(Note strong language in the 11th paragraph)
By Bill Rigby
TACOMA, Washington (Reuters) - A U.S. Army soldier charged with killing 16 Afghan civilians in a drunken rampage in March sat quietly in a military courtroom on Monday as prosecutors outlined their case, accusing him of two murderous forays from his barracks into nearby villages.
Prosecutor Jay Morse said he would present evidence proving “chilling premeditation” on the part of Staff Sergeant Robert Bales, a decorated veteran of four combat tours in Iraq and Afghanistan who is accused of the mass killings.
The shootings of mostly women and children in Afghanistan’s Kandahar province marked the worst civilian slaughter by U.S. forces since the Vietnam War and eroded already strained U.S.-Afghan ties after over a decade of conflict in the country.
Bales faces 16 counts of premeditated murder and six counts of attempted murder, as well as charges of assault and wrongfully possessing and using steroids and alcohol while deployed. If convicted, he could face the death penalty.
The hearing at Joint Base Lewis-McChord in Washington state is expected to last two weeks and include witness testimony in Afghanistan carried by live video, including villagers and Afghan soldiers.
At the end, military commanders will decide whether there is sufficient evidence to refer the case for trial by court-martial.
Bales, dressed in camouflage Army fatigues, his head shaven, embraced his wife in court before the hearing began. He then sat silently watching the proceedings from the defense table as Morse summarized the prosecution’s account of the events of March 11.
According to Morse, Bales had been drinking and paid a brief visit to the room of a fellow soldier before he left the Army post, called Camp Belambay, and went to a village where he committed the first set of slayings.
Morse said Bales then returned to the camp, told some others what he had done and left again, moving on to a different village and committing additional killings. He called Bales’ actions “deliberate, methodical.”
The prosecution then showed a video shot by night-vision camera from a surveillance balloon over the camp, showing a figure they identified as Bales walking back to the post wearing what they described as a cape.
He is seen being confronted by three soldiers, who order him to drop his weapons and take him into custody as he is heard saying, “Are you fucking kidding me?”

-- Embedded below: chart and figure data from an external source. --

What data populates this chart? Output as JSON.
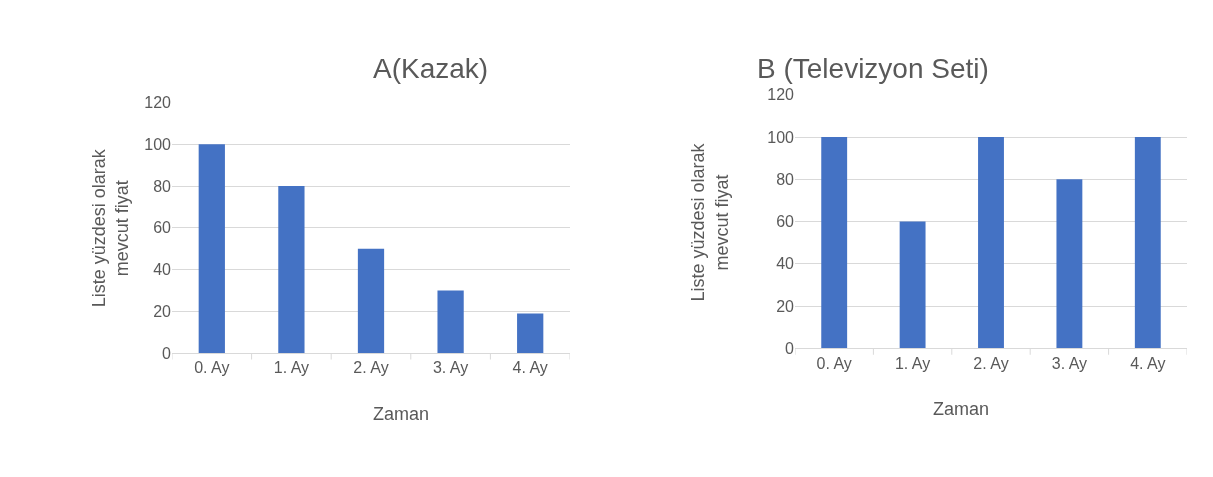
{
  "chart_data": [
    {
      "type": "bar",
      "title": "A(Kazak)",
      "xlabel": "Zaman",
      "ylabel": "Liste yüzdesi olarak\nmevcut fiyat",
      "categories": [
        "0. Ay",
        "1. Ay",
        "2. Ay",
        "3. Ay",
        "4. Ay"
      ],
      "values": [
        100,
        80,
        50,
        30,
        19
      ],
      "color": "#4472c4",
      "ylim": [
        0,
        120
      ],
      "yticks": [
        0,
        20,
        40,
        60,
        80,
        100,
        120
      ],
      "grid": "y"
    },
    {
      "type": "bar",
      "title": "B (Televizyon Seti)",
      "xlabel": "Zaman",
      "ylabel": "Liste yüzdesi olarak\nmevcut fiyat",
      "categories": [
        "0. Ay",
        "1. Ay",
        "2. Ay",
        "3. Ay",
        "4. Ay"
      ],
      "values": [
        100,
        60,
        100,
        80,
        100
      ],
      "color": "#4472c4",
      "ylim": [
        0,
        120
      ],
      "yticks": [
        0,
        20,
        40,
        60,
        80,
        100,
        120
      ],
      "grid": "y"
    }
  ]
}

Prosecutors said Bales had been armed with an M-1 rifle, a pistol and a grenade launcher during the killings.
Bales, who is not expected to testify during the so-called Article 32 hearing, had been confined at a military prison in Kansas from March until he was moved in October to Lewis-McChord, where his infantry regiment was based.
John Henry Browne, Bales’ civilian lawyer, has suggested that Bales may not have acted alone and may be suffering from post-traumatic stress disorder.
Browne told Reuters last month that he and an Army prosecutor planned to question five to 15 Afghan villagers and military personnel as key witnesses from Kandahar Air Field.
Bales also has two military defense counselors, Major Gregory Malson and Captain Matthew Aeisi. Malson represented Army Sergeant William Kreutzer, who was sentenced to life in prison three years ago for killing an officer and wounding 18 U.S. soldiers in a 1995 shooting spree.
Separately, Bales is subject to a review of his mental fitness to stand trial, often referred to as a “sanity board.” The Army has not disclosed the status of that evaluation.
The March shooting highlighted discipline problems among U.S. soldiers from Lewis-McChord, which was also the home base of five enlisted men from the former 5th Stryker Brigade charged with premeditated murder in connection with three killings of unarmed Afghan civilians in 2010.
Four of the men were convicted or pleaded guilty in court-martial proceedings to murder or manslaughter charges and were sentenced to prison. Charges against the fifth were dropped.
In August, U.S. Defense Secretary Leon Panetta directed a panel of experts to assess whether reforms were needed in the way the military justice system handles crimes committed by U.S. forces against civilians in combat zones.